A body blow to the hunt for Mr America
Experts dig up wrong grave in check on U.S. pioneer’s DNA
THE quest to identify the remains of America’s forgotten founding father had taken them from Virginia to Suffolk.
There, among the graves at All Saints Church in the hamlet of Shelley, the archaeologists were exhuming a woman’s body.
They believed she was the sister of 17th century English adventurer Captain Bartholomew Gosnold and intended to use DNA technology to prove they had found his resting place in Virginia.
That grave, discovered in 2003, lies in Jamestown, the first Englishspeaking settlement in the New World, founded some 13 years before the Pilgrim Fathers arrived in 1620.
Sadly for the historians, however, the question of whether it is Captain Gosnold’s grave remains unresolved and their hard work in the Suffolk churchyard has come to nought.
For the woman turned out not to be the captain’s sister, or even a blood relative. DNA testing established the woman died when she was around 50, whereas Gosnold’s sister Elizabeth Gosnold Tilney lived to 75.
The samples fit the profile of Lady Anne Framlingham, who married into the Tilney family and died 70 years earlier in around 1601.
Nick Clarke, from the diocese of St Edmundsbury and Ipswich, said: ‘ The Tilneys had their own chapel at Shelley Church.
‘By the time Elizabeth died, space for family burials in the chapel had been used up and she would have been buried just outside.
‘ Excavations found skeletal remains of a woman and at the time it was reasonable to assume it was a potential match. But science has unfortunately turned against us.’

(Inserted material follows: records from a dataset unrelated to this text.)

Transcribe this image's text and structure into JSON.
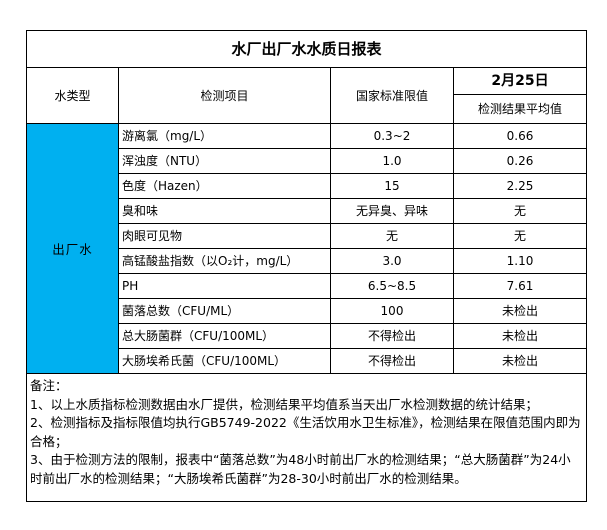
{
  "title": "水厂出厂水水质日报表",
  "header": {
    "water_type": "水类型",
    "item": "检测项目",
    "standard": "国家标准限值",
    "date": "2月25日",
    "avg": "检测结果平均值"
  },
  "water_type_value": "出厂水",
  "rows": [
    {
      "item": "游离氯（mg/L）",
      "standard": "0.3~2",
      "result": "0.66"
    },
    {
      "item": "浑浊度（NTU）",
      "standard": "1.0",
      "result": "0.26"
    },
    {
      "item": "色度（Hazen）",
      "standard": "15",
      "result": "2.25"
    },
    {
      "item": "臭和味",
      "standard": "无异臭、异味",
      "result": "无"
    },
    {
      "item": "肉眼可见物",
      "standard": "无",
      "result": "无"
    },
    {
      "item": "高锰酸盐指数（以O₂计，mg/L）",
      "standard": "3.0",
      "result": "1.10"
    },
    {
      "item": "PH",
      "standard": "6.5~8.5",
      "result": "7.61"
    },
    {
      "item": "菌落总数（CFU/ML）",
      "standard": "100",
      "result": "未检出"
    },
    {
      "item": "总大肠菌群（CFU/100ML）",
      "standard": "不得检出",
      "result": "未检出"
    },
    {
      "item": "大肠埃希氏菌（CFU/100ML）",
      "standard": "不得检出",
      "result": "未检出"
    }
  ],
  "notes": {
    "label": "备注：",
    "lines": [
      "1、以上水质指标检测数据由水厂提供，检测结果平均值系当天出厂水检测数据的统计结果；",
      "2、检测指标及指标限值均执行GB5749-2022《生活饮用水卫生标准》，检测结果在限值范围内即为合格；",
      "3、由于检测方法的限制，报表中“菌落总数”为48小时前出厂水的检测结果；“总大肠菌群”为24小时前出厂水的检测结果；“大肠埃希氏菌群”为28-30小时前出厂水的检测结果。"
    ]
  },
  "colors": {
    "highlight": "#00B0F0",
    "border": "#000000",
    "background": "#FFFFFF"
  }
}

Although Jamestown was established well before the Pilgrim Fathers arrived, the settlement was lost over time and with it Captain Gosnold’s fundamental role in founding modern America.
Gosnold first travelled to the New World in 1602, when he visited the Maine and Massachusetts coasts, naming Cape Cod after the plentiful fish there, and Martha’s Vineyard, in honour of his daughter who died in infancy.
Five years later, he was second-incommand of a fleet that carried 107 settlers to Virginia. They named their settlement after James I. Gosnold died three months later in August 1607, but was credited with saving the fledgling colony – particularly through his design for a rugged triangular fort that kept out the native Americans.
The colony would survive skirmishes with the natives, disease and starvation to expand into new settlements by 1611.
Last night Dr William Kelso, director of archaeology for the Association for the Preservation of Virginia Antiquities, said: ‘ I am absolutely convinced that we have found Gosnold. In the future we hope to look again for his sister’s remains at the church in England.
‘We have reconstructed his facial characteristics from the skull and want to compare them with portraits of other family members.
‘We are not going to stop looking for a positive identification. Gosnold was too important. He was the main person in this first colony and he has been relatively unknown to history. He was a giant in this country’s history.’